From a psychological standpoint, Markus and Indrani are essential to each other’s emotional needs in ways that would require all the quacks in Austria to explore. “I always encourage Markus to flirt,” she says during one fashion shoot, as if unaware that providing such encouragement is a waste of her valuable time. Maybe she just doesn’t really how subtle Markus is in his approach, as when he very subtly asks a model, “Are you single?” Naturally, the dynamic between Indrani and Markus creates a certain energy on the set.

It is not clear that this energy is clean. What makes Markus “hot” may well be contributing to global warming. Women’s Health is a perfectly good magazine, and its photo editors are bright people, but snapping pictures of Eve for its pages needn’t be a fraught existential adventure. Markus is a sadist by temperament and principle. Standing with a model on railroad tracks, he roars loader than the approaching train. “We could die right here,” he says. “Who cares as long as you get the shot?” Well, there’s the assigning editor, for instance, and the interns hoping for references, but he’s a weird dude, and there you have it, and Indrani offers him a deconstructed shoulder pad to cry on.

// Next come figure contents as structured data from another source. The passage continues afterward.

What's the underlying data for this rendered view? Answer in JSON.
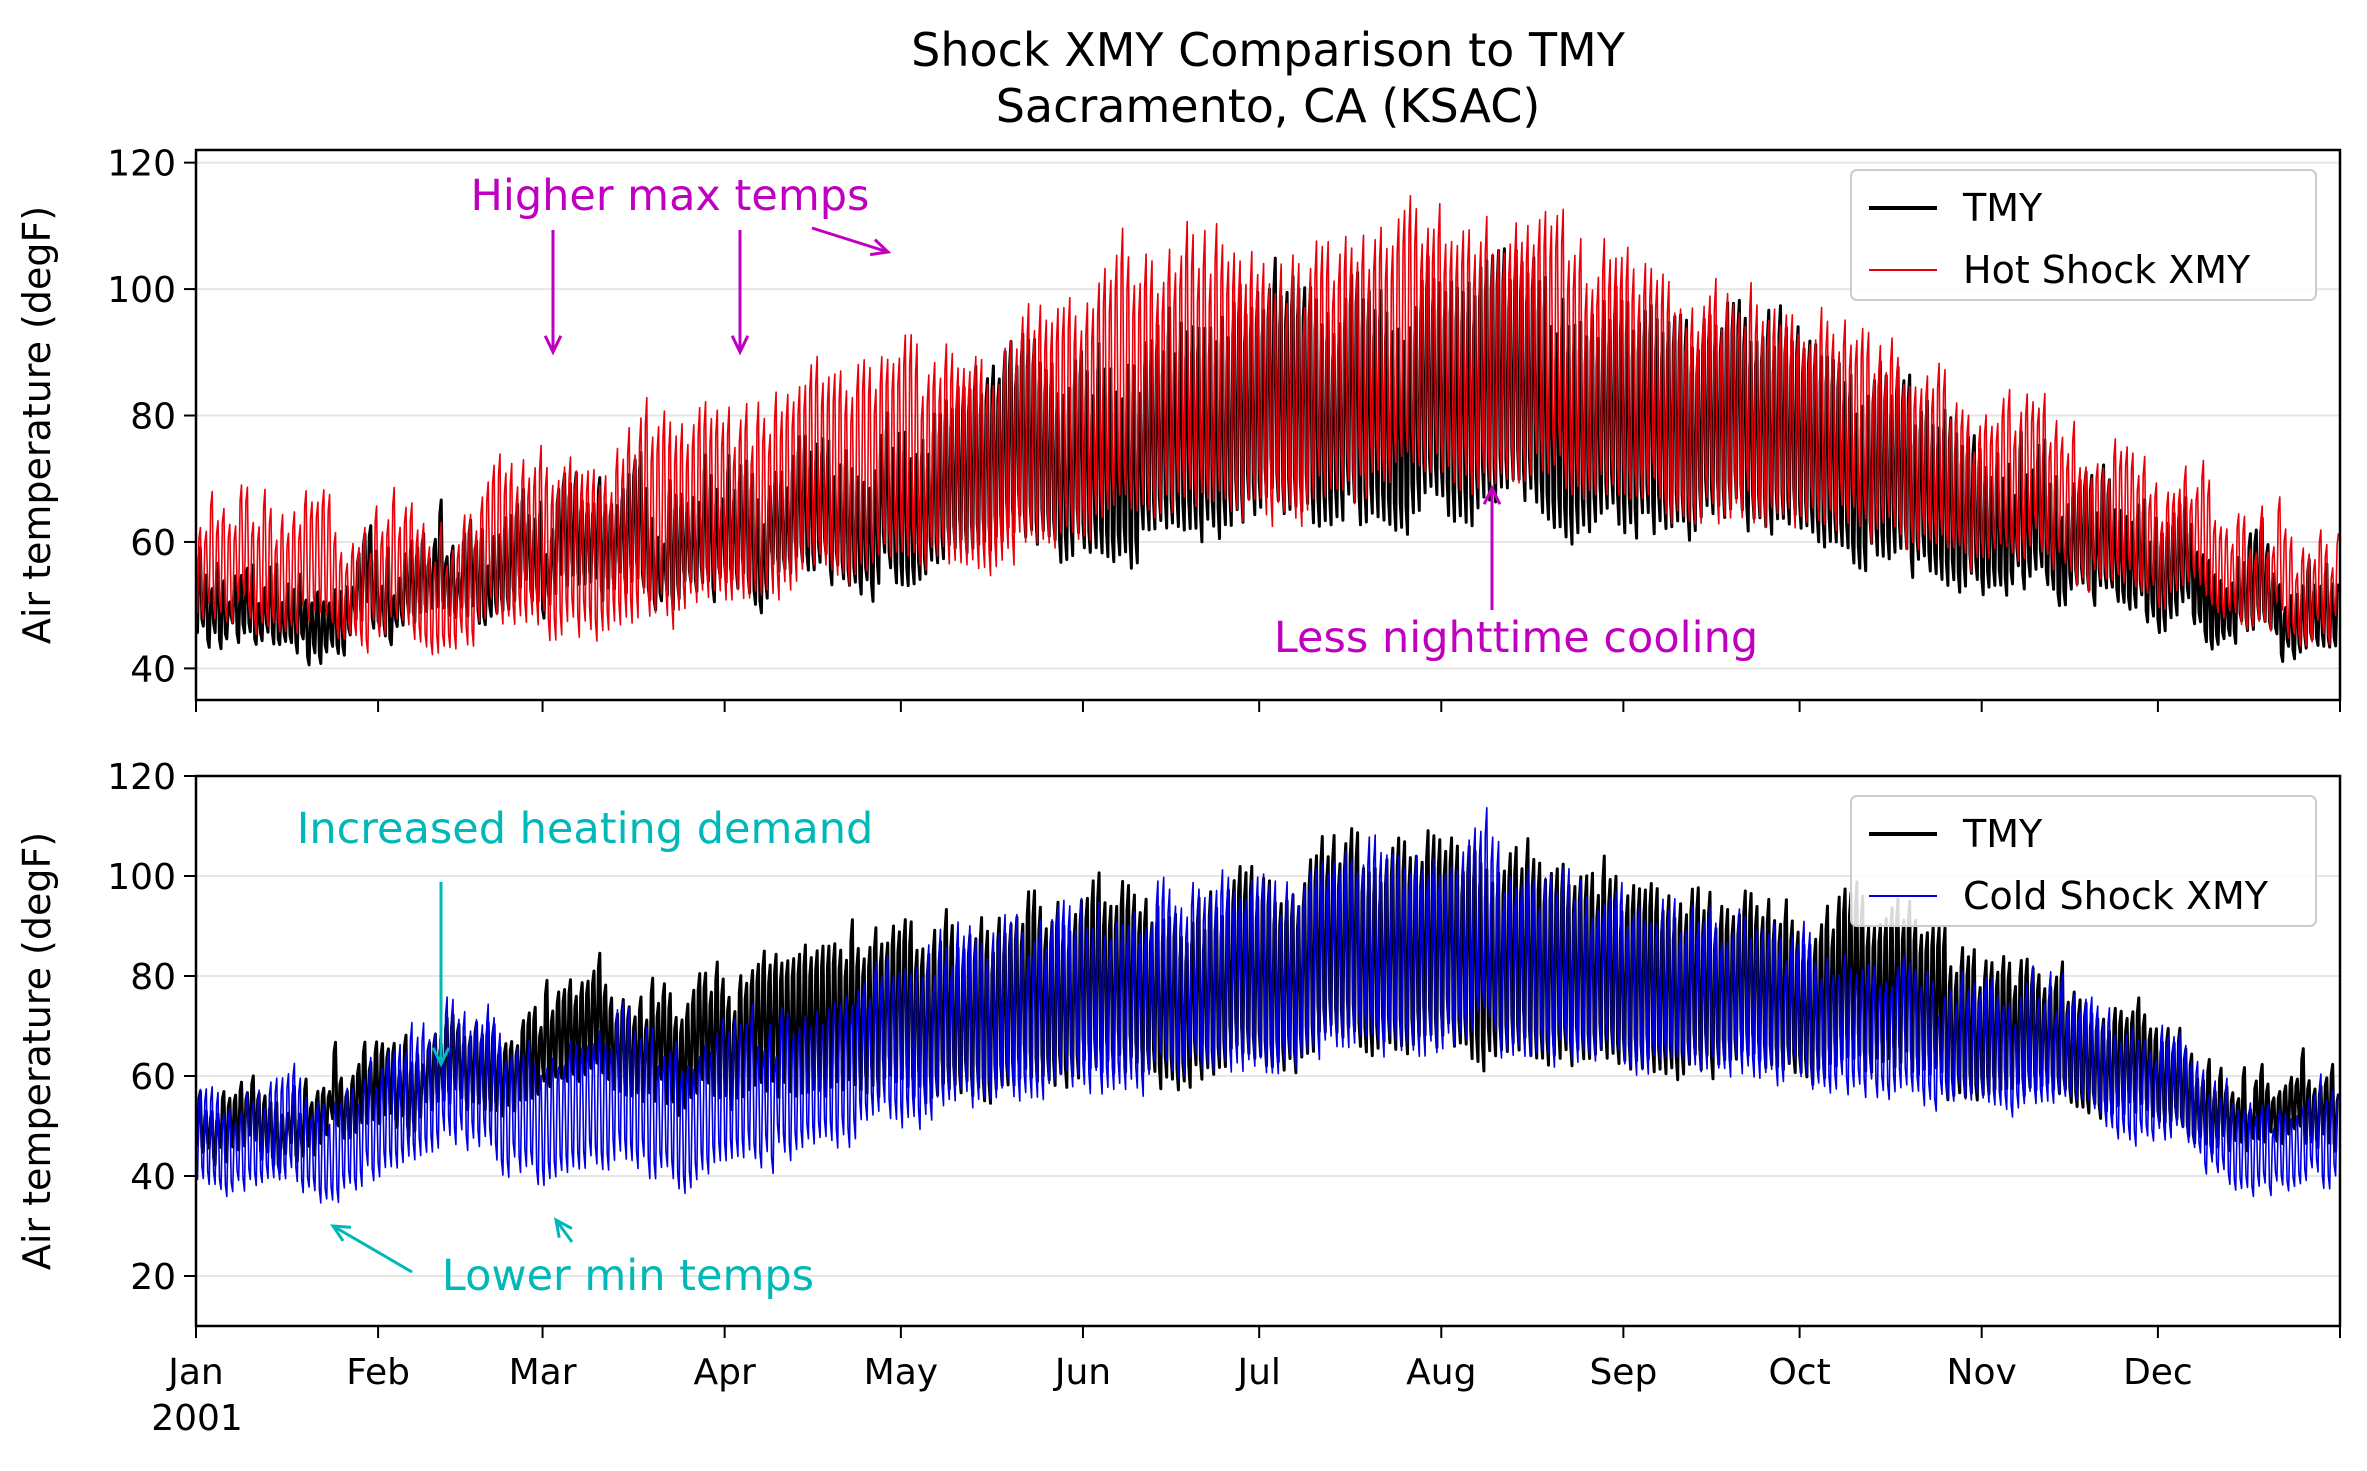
{
  "chart_data": {
    "figure_title": [
      "Shock XMY Comparison to TMY",
      "Sacramento, CA (KSAC)"
    ],
    "x_tick_labels": [
      "Jan",
      "Feb",
      "Mar",
      "Apr",
      "May",
      "Jun",
      "Jul",
      "Aug",
      "Sep",
      "Oct",
      "Nov",
      "Dec"
    ],
    "x_year_label": "2001",
    "x_range_days": [
      0,
      365
    ],
    "panels": [
      {
        "type": "line",
        "ylabel": "Air temperature (degF)",
        "ylim": [
          35,
          122
        ],
        "yticks": [
          40,
          60,
          80,
          100,
          120
        ],
        "grid": "horizontal",
        "legend_position": "top-right",
        "series": [
          {
            "name": "TMY",
            "color": "#000000",
            "monthly_daily_low_F": [
              44,
              47,
              50,
              53,
              55,
              59,
              62,
              61,
              60,
              55,
              50,
              45
            ],
            "monthly_daily_high_F": [
              55,
              62,
              68,
              75,
              86,
              98,
              105,
              104,
              98,
              88,
              70,
              60
            ]
          },
          {
            "name": "Hot Shock XMY",
            "color": "#e8000b",
            "monthly_daily_low_F": [
              43,
              44,
              47,
              51,
              55,
              62,
              66,
              67,
              63,
              58,
              53,
              48
            ],
            "monthly_daily_high_F": [
              62,
              68,
              84,
              86,
              95,
              112,
              113,
              114,
              105,
              90,
              78,
              65
            ]
          }
        ],
        "annotations": [
          {
            "text": "Higher max temps",
            "color": "#c000c0"
          },
          {
            "text": "Less nighttime cooling",
            "color": "#c000c0"
          }
        ]
      },
      {
        "type": "line",
        "ylabel": "Air temperature (degF)",
        "ylim": [
          10,
          120
        ],
        "yticks": [
          20,
          40,
          60,
          80,
          100,
          120
        ],
        "grid": "horizontal",
        "legend_position": "top-right",
        "series": [
          {
            "name": "TMY",
            "color": "#000000",
            "monthly_daily_low_F": [
              44,
              52,
              55,
              53,
              54,
              59,
              62,
              61,
              60,
              55,
              52,
              46
            ],
            "monthly_daily_high_F": [
              58,
              70,
              78,
              88,
              95,
              101,
              108,
              108,
              100,
              90,
              78,
              60
            ]
          },
          {
            "name": "Cold Shock XMY",
            "color": "#0000e0",
            "monthly_daily_low_F": [
              34,
              42,
              38,
              45,
              52,
              58,
              62,
              62,
              60,
              55,
              50,
              36
            ],
            "monthly_daily_high_F": [
              55,
              72,
              70,
              78,
              92,
              100,
              108,
              105,
              95,
              85,
              75,
              55
            ]
          }
        ],
        "annotations": [
          {
            "text": "Increased heating demand",
            "color": "#00b8b8"
          },
          {
            "text": "Lower min temps",
            "color": "#00b8b8"
          }
        ]
      }
    ]
  }
}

She even looks on supportively when Markus does an extremely strange thing by the standards of the glamour industries: Leaning in to give a young model an air kiss, he aims one at her left cheek—a rogue crossover move that a lecher or lover boy can work to his advantage.

None of contestants on Work of Art: The Next Great Artist (Wednesdays at 10 p.m. ET), which is essentially Project Runway gone to the Saatchi Gallery, would ever attempt that shady lip maneuver. The majority are too polite, and even the megalomaniacs have a sense of politesse. The show is a civilized place—a salon where aspiring artists and judges discuss critical values and aesthetic issues directly, with concision and sincerity. Also, the contestants are saving their lips for kissing ass at studio crit.

The season began with 14 wannabe art stars scratching and gouaching and conceptualizing away in search of the big prize, which includes a solo show at the God-do-I-need-to-move-out-of-Brooklyn Museum. Try rooting for tireless Miles, the baggy-eyed installation artist. Go to Bravo’s Web site to relive the dismissal of Trong, who tried to perpetrate a lame-ass metatextual autocritique that wouldn’t have impressed any kindergartener familiar with the Postmodernity of SpongeBob SquarePants. Know that each of the artists here is a child of Pop, intuitively and definitionally. Each of them rolls the creative process, the finished work, and her public performance as an artist into an eager consumer package. They’re all operators with soundbites on line one.